Yine bir gün beyaz adam, yanında silahlı adamlarıyla tutsak kızıl adamı yanlarına alarak bilge adam büyük reisin kamplarına giderler.Kızıl adam tarihi bir olaya tanıklık etmektedir. Büyük Reis, adamlarıyla savaşa hazırlık yapmaktadır.Beyaz adam, evcilleştirdiği tutsak kızıl adam aracılığıyla bilge adam Reisten, bir torba dolusu dolar karşılığında topraklarını ister. Bilge adam Büyük Reis, ’benim satacak toprağım yok ’ der, bu toprakların atalarının atasından kendilerine kaldığını ve ata topraklarının satılamayacağını , bunun için savaşmaya hazır olduğunu söyler.Beyaz adam, çok güçlü silahlarının olduğunu , isterse hepsini öldürebileceğini söyler. Büyük reis, bu duruma çok kızar ve ölmeye hazır olduklarını söyler.Beyaz adam,” parayı alsın , toprakları satmaya razı olsun ve aşiretiyle birlikte bu topraklar üzerinde yaşamaya devam etsinler ” der.
Beyaz adamın bu tavrı, tutsak kızıl adamı etkilemiştir, ikna olmuştur . Beyaz adam artık onun için çok iyidir.Kendi adamlarına beyaz adamın çok iyi olduğunu , dost olduğunu , çok para vereceğini , Büyük Reis ve adamlarının bu topraklarda diledikleri gibi yaşayacakları fikrini yaymaya çalışır. Kafası karışan bilge adam B Reis, bütün adamlarını toplar , durum değerlendirmesi yapar.
Önce küçük reis dik kafaya sorar, cevap; ” savaşalım ” . Küçük reis, kepçe kulağa sorar, cevap; “savaşırsak, onların silahları bizimkinden güçlü, halkımızın çoğunluğu ölebilir, ama ben savaşıp ölmeye hazırım “.Küçük reis, bol kepçeye sorar, cevap;” doları alalım,savaşmadan barış antlaşması imzalayalım”. Bilge adam Büyük reis istediği sonucu alamamıştır. Çünkü o hem halkından sorumlu, hem de en doğru kararı vermek durumundadır. Ancak , B Reisin adamlarında çözülme başlamıştır. Yeni bir durum değerlendirmesi yapan B reis, ’bir torba daha dolar verirlerse barış yapalım’ der. Beyaz adam bir torba daha dolar vermeyi kabul eder ve hep birlikte barış çubuğundan yakıp , bu durumu hep birlikte kutlarlar.

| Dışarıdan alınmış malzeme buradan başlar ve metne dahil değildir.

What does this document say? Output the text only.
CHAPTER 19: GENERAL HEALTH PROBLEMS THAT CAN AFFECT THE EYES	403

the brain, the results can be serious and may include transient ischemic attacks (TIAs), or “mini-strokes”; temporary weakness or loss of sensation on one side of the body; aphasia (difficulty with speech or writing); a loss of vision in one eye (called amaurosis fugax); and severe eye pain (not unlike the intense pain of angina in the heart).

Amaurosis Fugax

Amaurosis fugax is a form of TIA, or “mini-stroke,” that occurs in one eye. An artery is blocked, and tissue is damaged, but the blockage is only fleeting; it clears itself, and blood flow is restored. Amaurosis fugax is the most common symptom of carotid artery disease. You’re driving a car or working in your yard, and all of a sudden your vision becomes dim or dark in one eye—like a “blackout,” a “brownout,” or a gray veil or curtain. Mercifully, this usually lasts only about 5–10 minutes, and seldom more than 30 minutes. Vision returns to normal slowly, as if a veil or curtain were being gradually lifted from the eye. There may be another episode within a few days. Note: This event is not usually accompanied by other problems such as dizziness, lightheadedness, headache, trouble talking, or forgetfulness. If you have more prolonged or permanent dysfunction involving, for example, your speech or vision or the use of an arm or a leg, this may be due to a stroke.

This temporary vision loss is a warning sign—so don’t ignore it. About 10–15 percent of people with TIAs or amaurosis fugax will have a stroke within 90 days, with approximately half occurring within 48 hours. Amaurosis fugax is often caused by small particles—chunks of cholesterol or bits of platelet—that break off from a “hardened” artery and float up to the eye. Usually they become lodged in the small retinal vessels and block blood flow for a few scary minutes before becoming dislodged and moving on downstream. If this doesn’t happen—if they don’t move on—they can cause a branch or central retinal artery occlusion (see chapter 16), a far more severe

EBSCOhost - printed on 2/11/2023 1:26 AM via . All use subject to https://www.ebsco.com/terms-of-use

Kısa bir süre sonra bütün topraklar beyaz adamın kontrolüne geçmiştir. B reis ve adamları dolarları yiyip bitirirler ve sonunda kendi topraklarında işgalcilerin ayak işlerini yapmaya başlarlar, aç kalırlar. Kızıl adamlar B reis’ten , işgalcilerin kendi topraklarını terk etmelerini isterler. B reis bu antlaşmayı bozmak istemez ve bu işin bedelinin ağır olacağını söyler. B reis’in bu tavrına karşı halkının bir kısmı silahlanarak savaşmaya karar verir ancak ezici çoğunluğu temizlenir, yok edilir. Kalanlar kayıtsız şartsız göçmenlere boyun eğerler, kültürlerini dillerini öğrenirler, bir ellerinde İncil, bir ellerinde kazma kürek hep çalışırlar:Beyaz adam artık Amerika’ya hakimdir…
İŞTE BÜYÜK AMERİKA BU !!! Bir de küçük Amerika var, acaba nasıl bir yer?